Altcoins Talks - Cryptocurrency Forum

Cryptocurrency Ecosystem => DeFi tokens => Topic started by: Pagla on January 21, 2022, 07:18:14 AM

Title: Key Analytics to Provide Liquidity in DeFi
Post by: Pagla on January 21, 2022, 07:18:14 AM
One of the most common ways to earn yield in DeFi is by providing liquidity in decentralized exchanges. While for new investors this may seem initially as a straightforward process to earn returns, providing liquidity successfully has more intricacies that one should be aware of. There are certain indicators that can help to make more informed decisions about which pools are the most convenient to provide liquidity.

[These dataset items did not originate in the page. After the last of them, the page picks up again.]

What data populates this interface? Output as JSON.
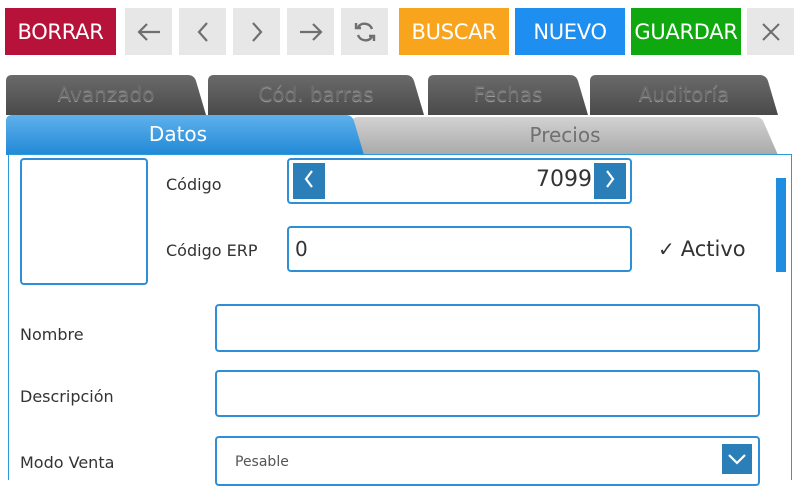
{
  "toolbar": {
    "borrar": "BORRAR",
    "buscar": "BUSCAR",
    "nuevo": "NUEVO",
    "guardar": "GUARDAR"
  },
  "colors": {
    "borrar": "#b7133a",
    "buscar": "#f8a51d",
    "nuevo": "#1e8ef0",
    "guardar": "#0fa80f",
    "accent": "#2e8fd6"
  },
  "icons": [
    "arrow-left-icon",
    "chevron-left-icon",
    "chevron-right-icon",
    "arrow-right-icon",
    "refresh-icon",
    "close-icon"
  ],
  "tabs": {
    "back": [
      "Avanzado",
      "Cód. barras",
      "Fechas",
      "Auditoría"
    ],
    "front": [
      "Datos",
      "Precios"
    ],
    "active": "Datos"
  },
  "form": {
    "codigo_label": "Código",
    "codigo_value": "7099",
    "codigo_erp_label": "Código ERP",
    "codigo_erp_value": "0",
    "activo_label": "Activo",
    "nombre_label": "Nombre",
    "nombre_value": "",
    "descripcion_label": "Descripción",
    "descripcion_value": "",
    "modo_venta_label": "Modo Venta",
    "modo_venta_value": "Pesable"
  }
}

First, it is key to understand where yields are coming from. Trading fees are paid by traders that use these liquidity pools as a service to transact between the underlying two coins. Most pools have yields that are sourced exclusively from these fees. But the source of yield can also come from liquidity mining programs, where certain tokens are issued as a reward to those that provide liquidity in certain pools. These tokens are issued by protocols that have an interest in a pool maintaining a fair amount of liquidity to accommodate trades and damp volatility on the price of the token. This way they periodically pay liquidity providers a fixed amount of coins for providing liquidity. These incentivized pools are usually labeled as ‘farms’.